Mutation mechanism did not appear to have a strong affect upon the coefficient of variation when divergence time was short. When the length of population isolation was short, t/Ne ⩽ 0.01, the coefficient of variation of estimates of genetic distances appeared to be a function of the total number of independent alleles examined for both types of mutation mechanisms. When the length of isolation was longer, t/Ne = 0.1, this relationship was approximately true, but broke down to some extent at loci with stepwise mutation and high mutation rates. When the length of population isolate was quite long, t/Ne ⩾ 1.0, the contrast between mutation mechanisms was greatest (Figure 1). However, for both mutation mechanisms, the equivalence of alleles observed at low divergence times broke down at loci with high mutation rates (ie, those with greater than eight alleles) but not at loci with lower mutation rates.
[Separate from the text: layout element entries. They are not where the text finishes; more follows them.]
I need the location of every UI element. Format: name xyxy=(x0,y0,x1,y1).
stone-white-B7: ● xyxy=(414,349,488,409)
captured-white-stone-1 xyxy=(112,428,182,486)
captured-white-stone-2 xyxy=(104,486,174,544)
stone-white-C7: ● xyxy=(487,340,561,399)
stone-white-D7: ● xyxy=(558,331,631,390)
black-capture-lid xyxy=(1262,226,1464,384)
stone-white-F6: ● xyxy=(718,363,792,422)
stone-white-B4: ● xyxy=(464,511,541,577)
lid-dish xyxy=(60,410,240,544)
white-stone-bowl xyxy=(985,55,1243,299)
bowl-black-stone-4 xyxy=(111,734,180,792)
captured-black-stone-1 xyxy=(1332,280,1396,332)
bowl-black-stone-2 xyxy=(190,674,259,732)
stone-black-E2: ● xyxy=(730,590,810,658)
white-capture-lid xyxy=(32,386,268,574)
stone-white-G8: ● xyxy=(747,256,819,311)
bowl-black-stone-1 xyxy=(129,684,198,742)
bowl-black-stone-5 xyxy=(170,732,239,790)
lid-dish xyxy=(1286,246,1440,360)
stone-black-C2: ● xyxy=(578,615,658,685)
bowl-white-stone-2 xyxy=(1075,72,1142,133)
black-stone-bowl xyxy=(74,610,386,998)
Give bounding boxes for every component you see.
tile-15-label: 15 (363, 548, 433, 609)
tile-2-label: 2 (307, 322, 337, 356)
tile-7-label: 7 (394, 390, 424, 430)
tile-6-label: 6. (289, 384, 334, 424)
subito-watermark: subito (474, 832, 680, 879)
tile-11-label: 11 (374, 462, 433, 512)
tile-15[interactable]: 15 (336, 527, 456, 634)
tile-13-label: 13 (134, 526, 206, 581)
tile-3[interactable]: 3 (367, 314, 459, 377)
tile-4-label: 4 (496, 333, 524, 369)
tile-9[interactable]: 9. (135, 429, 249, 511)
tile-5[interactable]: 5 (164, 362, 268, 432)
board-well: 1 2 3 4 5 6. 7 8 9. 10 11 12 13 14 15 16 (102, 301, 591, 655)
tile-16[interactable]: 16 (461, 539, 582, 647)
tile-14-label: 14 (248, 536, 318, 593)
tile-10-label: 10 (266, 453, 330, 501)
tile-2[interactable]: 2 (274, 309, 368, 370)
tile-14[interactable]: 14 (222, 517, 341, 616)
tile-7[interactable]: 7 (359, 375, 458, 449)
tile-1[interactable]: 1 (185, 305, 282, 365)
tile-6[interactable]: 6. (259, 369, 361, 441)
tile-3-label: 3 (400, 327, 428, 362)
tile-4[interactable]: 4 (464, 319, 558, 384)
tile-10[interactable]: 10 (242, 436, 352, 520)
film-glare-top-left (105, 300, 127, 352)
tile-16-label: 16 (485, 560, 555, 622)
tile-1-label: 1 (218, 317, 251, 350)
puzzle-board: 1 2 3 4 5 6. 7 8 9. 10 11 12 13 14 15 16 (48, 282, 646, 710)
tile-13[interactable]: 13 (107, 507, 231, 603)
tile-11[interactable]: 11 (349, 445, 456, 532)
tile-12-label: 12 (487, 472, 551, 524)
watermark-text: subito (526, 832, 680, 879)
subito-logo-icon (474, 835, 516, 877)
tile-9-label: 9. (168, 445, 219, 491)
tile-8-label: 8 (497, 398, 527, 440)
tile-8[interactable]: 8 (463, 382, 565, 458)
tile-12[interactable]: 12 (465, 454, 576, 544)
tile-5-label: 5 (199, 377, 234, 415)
Increasing allele number was associated with decreased coefficients of variation for each of the four genetic distances studied. The standard error of these statistics, however, behaved differently. The standard error of DS, DA, and DC increased as allele number increased (Figure 2). The coefficient of variation of these statistics decreased only because the average value of these genetic distances increased faster than the standard error (Figure 2). The expected value of θ is relatively insensitive to how much variation is present at loci and its standard error decreased as allele number increased.

Figure 2
figure 2

Distributions of estimates of DA between two populations of 5000 individuals separated for 500 generations. Each estimate is based on eight simulated loci. A log-uniform distribution of mutation rates was used to simulate mutation rates and each mutation was assumed to create a new allele. Each line is a spline curve of the proportions of estimates that fell into a bin with width of 0.01.

The equivalent utility of alleles within and across loci for estimating genetic distances described here is significant because it demonstrates that study design for estimating genetic distances is flexible as long as the amount of divergence is not great. There is no requirement to examine either highly polymorphic loci or large numbers of loci. The only requirement is that a sufficient number of alleles be examined.